Estas edades se corresponden con las que la tradición greco-romana denominó la «Edad de Oro», la «Edad de Plata», la «Edad de Bronce» y la «Edad de Hierro», respectivamente. Cada edad constituye un ciclo dentro del gran ciclo del Manvantara, pero sus duraciones varían de unas a otras. Esto se debe a que el tiempo en cada una de esas edades posee una cualidad propia y no transcurre siempre a la misma velocidad por el hecho de que no es uniforme, como ya apuntamos. Esa cualidad influye y determina el carácter de la historia humana, es decir de los acontecimientos que se producen en un periodo dado de esa misma historia, los que a su vez reflejarán un orden de cosas más elevadas, sutiles y en armonía con las verdades esenciales (es decir que son más cualitativos), cuanto más cercana esa época esté del origen, todo lo contrario de lo que ocurre en una época ya no tan próxima a él, como por ejemplo es la nuestra, que por ello mismo está sumida en el «reino de la cantidad» y de lo superficial.
A propósito de esto, René Guénon en el capítulo V de El Reino de la Cantidad y los Signos de los Tiempos se pregunta si no habrá «en la determinación cualitativa de los acontecimientos algún elemento originado por el propio tiempo». Estas palabras nos llevan de nuevo a considerar la idea del tiempo como un ser vivo que es inseparable del espacio (pues, como recordaba antes Federico González, «el movimiento es la proyección espacial del tiempo»), gracias al cual puede desplegar las posibilidades de manifestación que porta en sí, en su ser.

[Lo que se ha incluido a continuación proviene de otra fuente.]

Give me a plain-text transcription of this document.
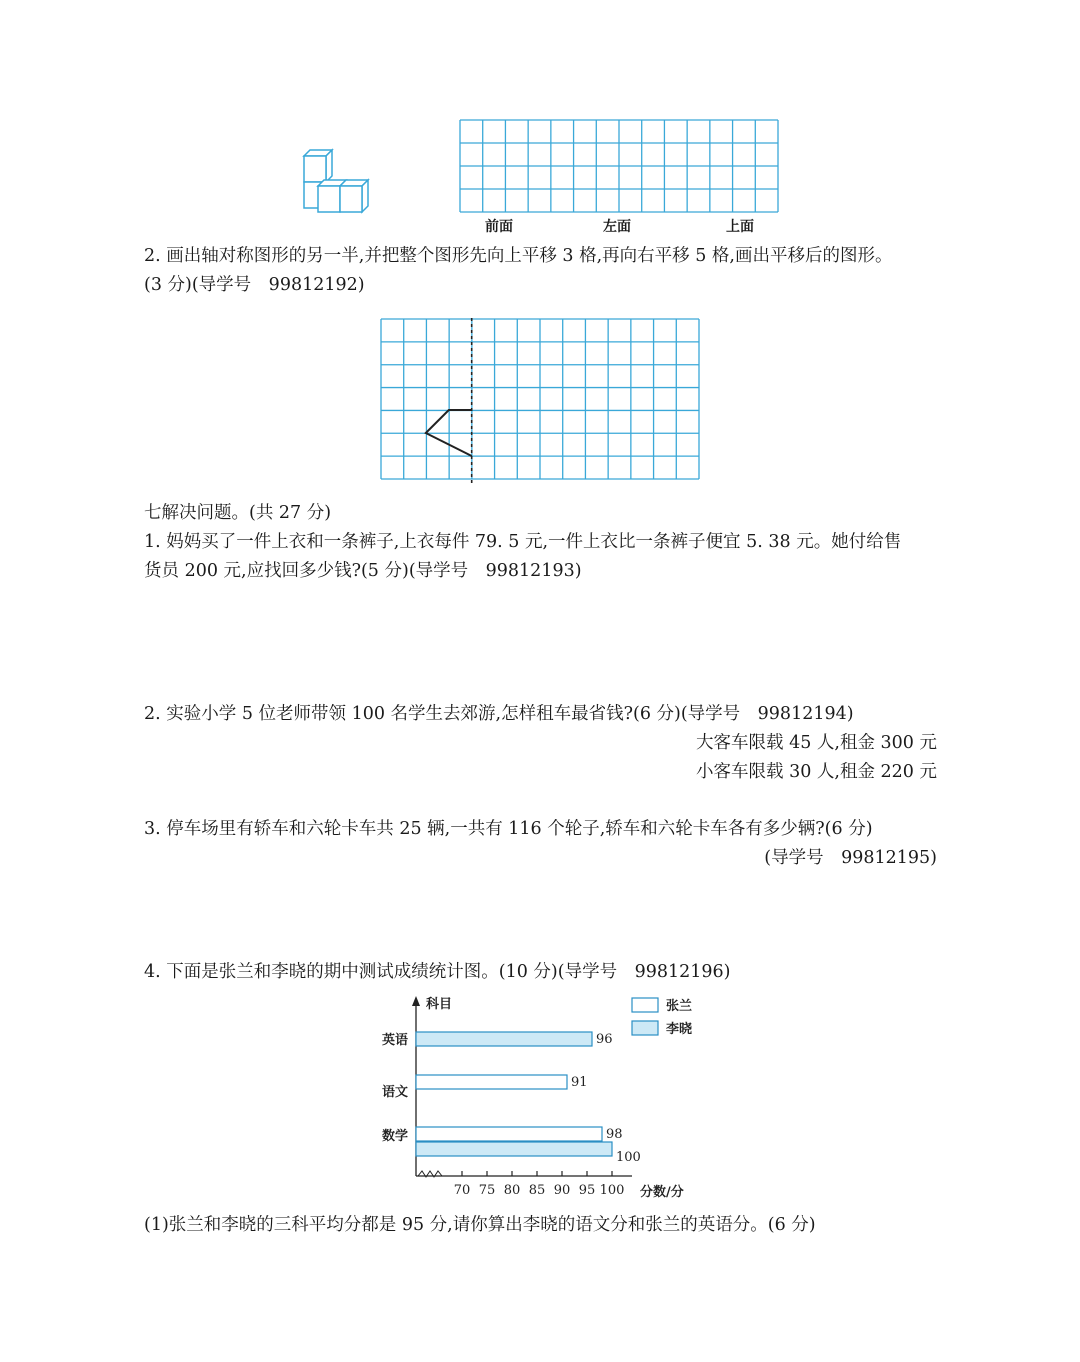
前面	左面	上面
2. 画出轴对称图形的另一半,并把整个图形先向上平移 3 格,再向右平移 5 格,画出平移后的图形。
(3 分)(导学号　99812192)
七解决问题。(共 27 分)
1. 妈妈买了一件上衣和一条裤子,上衣每件 79. 5 元,一件上衣比一条裤子便宜 5. 38 元。她付给售
货员 200 元,应找回多少钱?(5 分)(导学号　99812193)
2. 实验小学 5 位老师带领 100 名学生去郊游,怎样租车最省钱?(6 分)(导学号　99812194)
大客车限载 45 人,租金 300 元
小客车限载 30 人,租金 220 元
3. 停车场里有轿车和六轮卡车共 25 辆,一共有 116 个轮子,轿车和六轮卡车各有多少辆?(6 分)
(导学号　99812195)
4. 下面是张兰和李晓的期中测试成绩统计图。(10 分)(导学号　99812196)
70 75 80 85 90 95 100
科目
分数/分
张兰
李晓
英语	96
语文
91
数学	98
100
(1)张兰和李晓的三科平均分都是 95 分,请你算出李晓的语文分和张兰的英语分。(6 分)
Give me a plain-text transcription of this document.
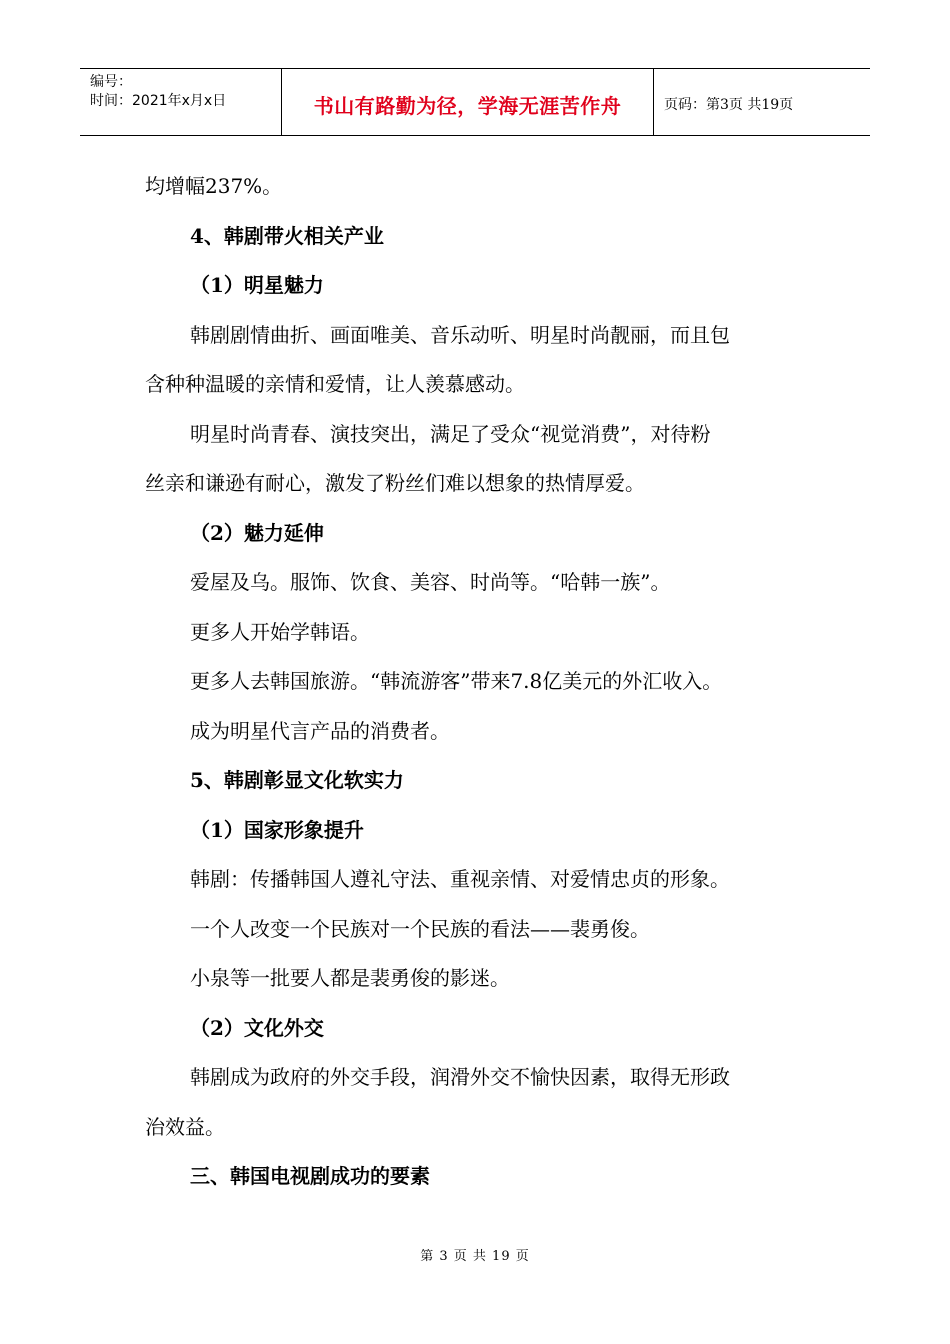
编号：
时间：2021年x月x日	书山有路勤为径，学海无涯苦作舟	页码：第3页 共19页

均增幅237%。

4、韩剧带火相关产业

（1）明星魅力

韩剧剧情曲折、画面唯美、音乐动听、明星时尚靓丽，而且包

含种种温暖的亲情和爱情，让人羡慕感动。

明星时尚青春、演技突出，满足了受众“视觉消费”，对待粉

丝亲和谦逊有耐心，激发了粉丝们难以想象的热情厚爱。

（2）魅力延伸

爱屋及乌。服饰、饮食、美容、时尚等。“哈韩一族”。

更多人开始学韩语。

更多人去韩国旅游。“韩流游客”带来7.8亿美元的外汇收入。

成为明星代言产品的消费者。

5、韩剧彰显文化软实力

（1）国家形象提升

韩剧：传播韩国人遵礼守法、重视亲情、对爱情忠贞的形象。

一个人改变一个民族对一个民族的看法——裴勇俊。

小泉等一批要人都是裴勇俊的影迷。

（2）文化外交

韩剧成为政府的外交手段，润滑外交不愉快因素，取得无形政

治效益。

三、韩国电视剧成功的要素

第 3 页 共 19 页
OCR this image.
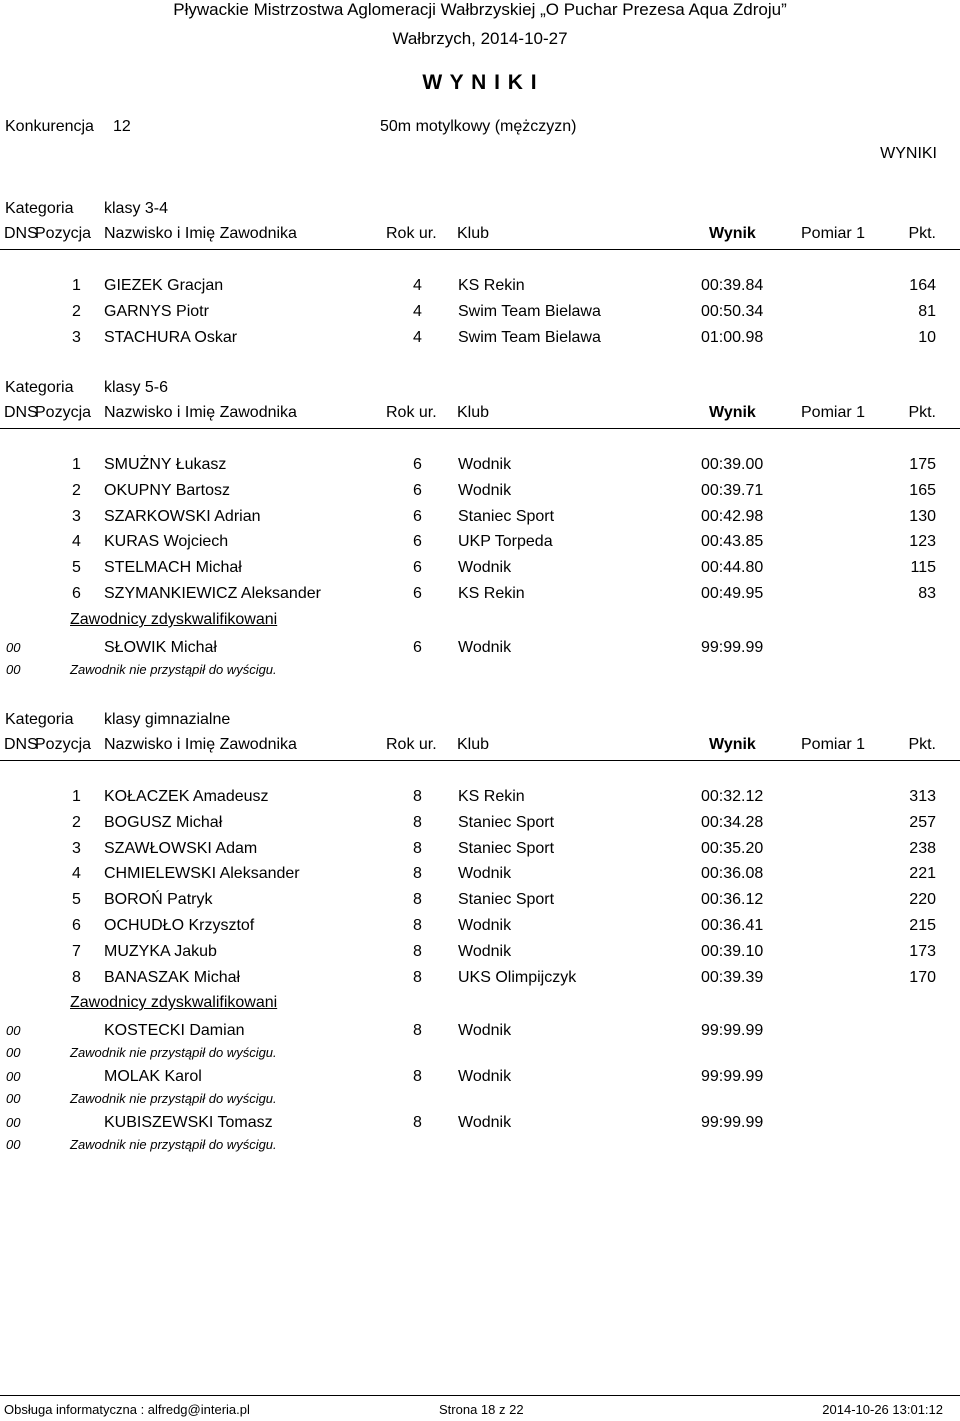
Pływackie Mistrzostwa Aglomeracji Wałbrzyskiej „O Puchar Prezesa Aqua Zdroju”
Wałbrzych, 2014-10-27
W Y N I K I
Konkurencja 12	50m motylkowy (mężczyzn)
WYNIKI
Kategoria klasy 3-4
DNS
Pozycja Nazwisko i Imię Zawodnika	Rok ur. Klub	Wynik	Pomiar 1	Pkt.
1 GIEZEK Gracjan	4 KS Rekin	00:39.84	164
2 GARNYS Piotr	4 Swim Team Bielawa	00:50.34	81
3 STACHURA Oskar	4 Swim Team Bielawa	01:00.98	10
Kategoria klasy 5-6
DNS
Pozycja Nazwisko i Imię Zawodnika	Rok ur. Klub	Wynik	Pomiar 1	Pkt.
1 SMUŻNY Łukasz	6 Wodnik	00:39.00	175
2 OKUPNY Bartosz	6 Wodnik	00:39.71	165
3 SZARKOWSKI Adrian	6 Staniec Sport	00:42.98	130
4 KURAS Wojciech	6 UKP Torpeda	00:43.85	123
5 STELMACH Michał	6 Wodnik	00:44.80	115
6 SZYMANKIEWICZ Aleksander	6 KS Rekin	00:49.95	83
Zawodnicy zdyskwalifikowani
00	SŁOWIK Michał	6 Wodnik	99:99.99
00	Zawodnik nie przystąpił do wyścigu.
Kategoria klasy gimnazialne
DNS
Pozycja Nazwisko i Imię Zawodnika	Rok ur. Klub	Wynik	Pomiar 1	Pkt.
1 KOŁACZEK Amadeusz	8 KS Rekin	00:32.12	313
2 BOGUSZ Michał	8 Staniec Sport	00:34.28	257
3 SZAWŁOWSKI Adam	8 Staniec Sport	00:35.20	238
4 CHMIELEWSKI Aleksander	8 Wodnik	00:36.08	221
5 BOROŃ Patryk	8 Staniec Sport	00:36.12	220
6 OCHUDŁO Krzysztof	8 Wodnik	00:36.41	215
7 MUZYKA Jakub	8 Wodnik	00:39.10	173
8 BANASZAK Michał	8 UKS Olimpijczyk	00:39.39	170
Zawodnicy zdyskwalifikowani
00	KOSTECKI Damian	8 Wodnik	99:99.99
00	Zawodnik nie przystąpił do wyścigu.
00	MOLAK Karol	8 Wodnik	99:99.99
00	Zawodnik nie przystąpił do wyścigu.
00	KUBISZEWSKI Tomasz	8 Wodnik	99:99.99
00	Zawodnik nie przystąpił do wyścigu.
Obsługa informatyczna : alfredg@interia.pl	Strona 18 z 22	2014-10-26 13:01:12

Por eso, ese «elemento originado por el tiempo» y que determina los acontecimientos, y la naturaleza de los mismos, nace como consecuencia de los movimientos de los cuerpos astrales en el espacio cósmico, como mensajeros que son del Ser del tiempo, de su memoria arquetípica, que se expresa y actualiza perennemente gracias a esos movimientos y a las interrelaciones que entre ellos generan (que incluyen sus distintas posiciones y distancias), como muy bien atestigua la ciencia simbólica de la astrología-astronomía.[17] Pero, además, y para tener una imagen lo más completa posible de este hecho asombroso que permite entrever el «mecanismo sutil» del Alma del Mundo, hemos de añadir que en la recurrencia de la Rueda cósmica se producen coyunturas históricas que son análogas entre sí, pero no iguales, ya que no hay nada que se repita dos veces en la Manifestación Universal. Aquí interviene otro factor esencial relacionado con la cualidad del momento o época al que pertenezcan esas coyunturas dentro de cada uno de los ciclos (y subciclos) que componen el Manvantara. Al decir que son análogas damos a entender que en ese movimiento recurrente las posiciones de los astros vuelven a ser las mismas transcurrido un determinado tiempo, y los efectos que esto ejerce sobre el acontecer de la vida de las civilizaciones y de los hombres tienden a ser similares, pero naturalmente no son idénticos, pues es otra la naturaleza, o la cualidad sutil del tiempo que se manifiesta en ese momento. Las «Eras Zodiacales» (que estudiaremos en el capítulo XI), relacionadas con la Precesión de los Equinoccios, serían un ejemplo de lo que estamos diciendo.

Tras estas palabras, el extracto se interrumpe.